“那瑟,你可以看出什么来?”厄洛斯问。

        “这个脚印做不了假。”那瑟说,“毕竟脚掌上纹路太清晰了,踩在这里都很明显,如果是为了掩人耳目做这么明显的话反倒有些不真实。”

        “那丧尸的体格有可能这么大吗?”厄洛斯问。

        “现在一切都是未知数,并非不可能。”那瑟说,“这个家伙必须要想办法进行围杀才行。”

        “在马路上踩出这种脚印需要多大的力气?”厄洛斯问。

        “估计那个家伙一条腿就已经用吨来形容了吧。
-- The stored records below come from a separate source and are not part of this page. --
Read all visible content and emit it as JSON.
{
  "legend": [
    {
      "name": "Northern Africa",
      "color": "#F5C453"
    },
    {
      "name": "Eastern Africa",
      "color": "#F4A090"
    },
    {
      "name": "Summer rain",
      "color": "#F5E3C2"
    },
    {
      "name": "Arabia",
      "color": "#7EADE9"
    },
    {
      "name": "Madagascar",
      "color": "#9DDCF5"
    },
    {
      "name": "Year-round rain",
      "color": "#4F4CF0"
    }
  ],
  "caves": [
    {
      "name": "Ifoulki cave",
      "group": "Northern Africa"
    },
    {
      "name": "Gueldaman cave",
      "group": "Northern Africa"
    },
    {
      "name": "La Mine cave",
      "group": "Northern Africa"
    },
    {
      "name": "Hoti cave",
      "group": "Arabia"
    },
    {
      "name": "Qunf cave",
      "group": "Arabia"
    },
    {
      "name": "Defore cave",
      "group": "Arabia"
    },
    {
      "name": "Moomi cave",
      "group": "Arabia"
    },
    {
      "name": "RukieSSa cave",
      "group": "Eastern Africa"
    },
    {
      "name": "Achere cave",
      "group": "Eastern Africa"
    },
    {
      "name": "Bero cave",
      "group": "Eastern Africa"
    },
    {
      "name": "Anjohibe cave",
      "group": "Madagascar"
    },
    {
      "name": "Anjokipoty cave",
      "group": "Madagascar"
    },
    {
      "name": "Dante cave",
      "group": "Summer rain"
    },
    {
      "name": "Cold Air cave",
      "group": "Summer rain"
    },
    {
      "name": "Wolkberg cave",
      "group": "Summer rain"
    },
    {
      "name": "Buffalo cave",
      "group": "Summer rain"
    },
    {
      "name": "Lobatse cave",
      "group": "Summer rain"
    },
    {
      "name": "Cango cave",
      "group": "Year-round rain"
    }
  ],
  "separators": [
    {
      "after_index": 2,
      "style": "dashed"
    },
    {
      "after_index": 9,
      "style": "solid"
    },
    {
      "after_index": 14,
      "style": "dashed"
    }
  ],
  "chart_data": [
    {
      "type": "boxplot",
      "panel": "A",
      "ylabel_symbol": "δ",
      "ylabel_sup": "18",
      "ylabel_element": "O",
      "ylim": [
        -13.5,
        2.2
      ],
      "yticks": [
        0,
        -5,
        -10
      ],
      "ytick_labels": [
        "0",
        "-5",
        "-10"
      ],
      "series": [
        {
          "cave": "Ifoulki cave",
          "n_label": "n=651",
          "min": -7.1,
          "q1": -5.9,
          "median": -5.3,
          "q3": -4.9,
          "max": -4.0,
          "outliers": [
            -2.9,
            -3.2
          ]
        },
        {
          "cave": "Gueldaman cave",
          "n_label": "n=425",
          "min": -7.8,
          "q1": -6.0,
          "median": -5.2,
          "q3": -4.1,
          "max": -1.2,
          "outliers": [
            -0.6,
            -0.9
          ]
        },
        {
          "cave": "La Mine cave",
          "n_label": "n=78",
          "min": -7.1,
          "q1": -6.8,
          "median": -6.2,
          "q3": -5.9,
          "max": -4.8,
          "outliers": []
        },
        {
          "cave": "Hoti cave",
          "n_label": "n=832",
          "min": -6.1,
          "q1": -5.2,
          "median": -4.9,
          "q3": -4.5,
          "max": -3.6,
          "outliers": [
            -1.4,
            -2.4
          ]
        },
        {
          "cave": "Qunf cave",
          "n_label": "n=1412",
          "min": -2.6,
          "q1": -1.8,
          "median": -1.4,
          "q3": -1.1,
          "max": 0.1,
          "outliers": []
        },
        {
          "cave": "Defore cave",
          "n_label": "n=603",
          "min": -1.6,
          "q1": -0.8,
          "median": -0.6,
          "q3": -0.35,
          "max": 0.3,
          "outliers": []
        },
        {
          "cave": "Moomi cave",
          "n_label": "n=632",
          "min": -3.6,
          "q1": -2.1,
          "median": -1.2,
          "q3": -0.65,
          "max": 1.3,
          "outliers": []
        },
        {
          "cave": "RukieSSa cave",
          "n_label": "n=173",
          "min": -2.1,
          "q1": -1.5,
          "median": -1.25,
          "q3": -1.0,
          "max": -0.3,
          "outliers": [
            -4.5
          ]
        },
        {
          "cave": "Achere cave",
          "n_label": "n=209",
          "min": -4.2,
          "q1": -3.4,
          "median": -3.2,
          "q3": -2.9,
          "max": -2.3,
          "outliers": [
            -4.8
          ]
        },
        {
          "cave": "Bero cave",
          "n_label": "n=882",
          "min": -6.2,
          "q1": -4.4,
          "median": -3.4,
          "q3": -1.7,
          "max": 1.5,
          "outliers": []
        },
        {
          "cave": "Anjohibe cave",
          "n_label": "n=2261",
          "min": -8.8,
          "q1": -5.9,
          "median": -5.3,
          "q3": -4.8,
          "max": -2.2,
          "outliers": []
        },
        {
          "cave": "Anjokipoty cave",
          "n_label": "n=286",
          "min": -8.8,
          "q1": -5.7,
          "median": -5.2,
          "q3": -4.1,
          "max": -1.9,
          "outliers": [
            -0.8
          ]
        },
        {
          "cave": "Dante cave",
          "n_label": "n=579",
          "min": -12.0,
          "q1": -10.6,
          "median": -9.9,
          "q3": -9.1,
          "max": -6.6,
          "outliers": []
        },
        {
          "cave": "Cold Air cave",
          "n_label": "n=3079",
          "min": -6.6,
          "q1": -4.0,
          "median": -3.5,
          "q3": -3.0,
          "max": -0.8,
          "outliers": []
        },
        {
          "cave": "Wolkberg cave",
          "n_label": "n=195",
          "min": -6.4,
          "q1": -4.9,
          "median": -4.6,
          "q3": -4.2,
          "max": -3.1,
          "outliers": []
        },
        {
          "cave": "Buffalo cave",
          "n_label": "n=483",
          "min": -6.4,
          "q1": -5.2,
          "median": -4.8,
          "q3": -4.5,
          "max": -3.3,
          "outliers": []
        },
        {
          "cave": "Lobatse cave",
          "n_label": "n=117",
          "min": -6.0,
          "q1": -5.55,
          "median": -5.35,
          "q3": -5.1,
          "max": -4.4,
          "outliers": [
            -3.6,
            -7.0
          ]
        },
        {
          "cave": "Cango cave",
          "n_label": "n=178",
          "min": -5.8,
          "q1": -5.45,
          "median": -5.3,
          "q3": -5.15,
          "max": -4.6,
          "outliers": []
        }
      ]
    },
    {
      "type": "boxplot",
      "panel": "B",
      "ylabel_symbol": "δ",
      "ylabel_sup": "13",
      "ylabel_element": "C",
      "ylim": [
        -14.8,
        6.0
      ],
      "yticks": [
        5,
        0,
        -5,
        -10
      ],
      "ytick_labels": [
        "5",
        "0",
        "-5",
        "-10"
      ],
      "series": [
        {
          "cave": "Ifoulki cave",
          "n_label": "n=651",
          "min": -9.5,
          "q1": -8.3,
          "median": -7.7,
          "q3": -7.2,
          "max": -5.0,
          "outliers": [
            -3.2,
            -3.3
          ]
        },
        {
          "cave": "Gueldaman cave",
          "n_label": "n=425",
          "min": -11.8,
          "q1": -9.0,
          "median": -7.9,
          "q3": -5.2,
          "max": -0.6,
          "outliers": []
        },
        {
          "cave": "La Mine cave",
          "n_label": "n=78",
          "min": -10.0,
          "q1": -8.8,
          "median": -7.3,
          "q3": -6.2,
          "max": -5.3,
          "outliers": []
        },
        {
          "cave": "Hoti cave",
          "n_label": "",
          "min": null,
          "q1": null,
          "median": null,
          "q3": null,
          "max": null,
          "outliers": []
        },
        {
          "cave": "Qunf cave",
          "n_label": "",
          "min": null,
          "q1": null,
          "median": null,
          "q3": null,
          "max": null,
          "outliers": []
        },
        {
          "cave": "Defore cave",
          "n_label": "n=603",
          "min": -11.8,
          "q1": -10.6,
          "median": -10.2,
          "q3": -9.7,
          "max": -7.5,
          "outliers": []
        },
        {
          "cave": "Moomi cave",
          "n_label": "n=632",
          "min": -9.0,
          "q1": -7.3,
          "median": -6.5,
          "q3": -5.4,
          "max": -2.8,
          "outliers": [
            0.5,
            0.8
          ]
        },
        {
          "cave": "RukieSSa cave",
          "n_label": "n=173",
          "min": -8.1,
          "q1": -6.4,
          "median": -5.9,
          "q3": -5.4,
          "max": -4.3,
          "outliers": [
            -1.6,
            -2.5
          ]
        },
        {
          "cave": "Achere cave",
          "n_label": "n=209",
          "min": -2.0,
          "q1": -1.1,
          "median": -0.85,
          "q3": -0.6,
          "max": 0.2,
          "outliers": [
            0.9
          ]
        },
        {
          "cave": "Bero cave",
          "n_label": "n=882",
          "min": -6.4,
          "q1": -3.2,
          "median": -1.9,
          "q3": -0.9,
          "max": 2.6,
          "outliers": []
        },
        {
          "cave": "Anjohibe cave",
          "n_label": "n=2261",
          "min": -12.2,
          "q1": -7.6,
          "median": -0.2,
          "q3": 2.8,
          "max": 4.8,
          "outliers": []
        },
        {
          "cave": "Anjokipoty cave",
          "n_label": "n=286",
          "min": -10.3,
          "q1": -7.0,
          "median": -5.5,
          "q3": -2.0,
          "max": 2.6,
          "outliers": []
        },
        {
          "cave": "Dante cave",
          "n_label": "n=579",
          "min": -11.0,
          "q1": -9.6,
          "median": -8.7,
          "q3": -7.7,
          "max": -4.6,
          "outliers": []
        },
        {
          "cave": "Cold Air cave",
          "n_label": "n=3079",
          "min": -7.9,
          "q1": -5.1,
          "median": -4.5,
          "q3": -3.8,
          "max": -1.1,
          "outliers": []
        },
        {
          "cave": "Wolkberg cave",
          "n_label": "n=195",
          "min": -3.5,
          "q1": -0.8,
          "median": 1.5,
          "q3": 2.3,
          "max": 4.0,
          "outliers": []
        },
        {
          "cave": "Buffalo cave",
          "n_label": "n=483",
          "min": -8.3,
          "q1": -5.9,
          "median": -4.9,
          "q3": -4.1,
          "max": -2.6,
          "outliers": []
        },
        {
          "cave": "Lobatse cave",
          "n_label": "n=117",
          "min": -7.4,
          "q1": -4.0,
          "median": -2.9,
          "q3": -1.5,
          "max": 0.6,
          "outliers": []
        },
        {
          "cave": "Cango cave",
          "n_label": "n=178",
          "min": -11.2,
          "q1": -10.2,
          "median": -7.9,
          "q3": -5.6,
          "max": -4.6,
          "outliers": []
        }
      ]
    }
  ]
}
”那瑟说,“不然的话,实在没有办法,将柏油马路踩得这么整齐。”

        “前面似乎还有一个脚印。”厄洛斯说。

        那瑟用手拧断脚下那只丧尸的头,右手传来一丝丝的烧灼感。

        恶魔之爪的鳞片没有办法保护酸的攻击吗?

        这个那瑟一点都不意外,毕竟如果恶魔之爪什么攻击都能够抵挡才过分了。

        那瑟手指轻轻一抬,鸦钰瞬间脱离刀鞘手中,一刀给那只丧尸开了个瓢,那瑟随即赶到另一个脚印前观察。

        这两个脚印差的不远,前后也就不到一米。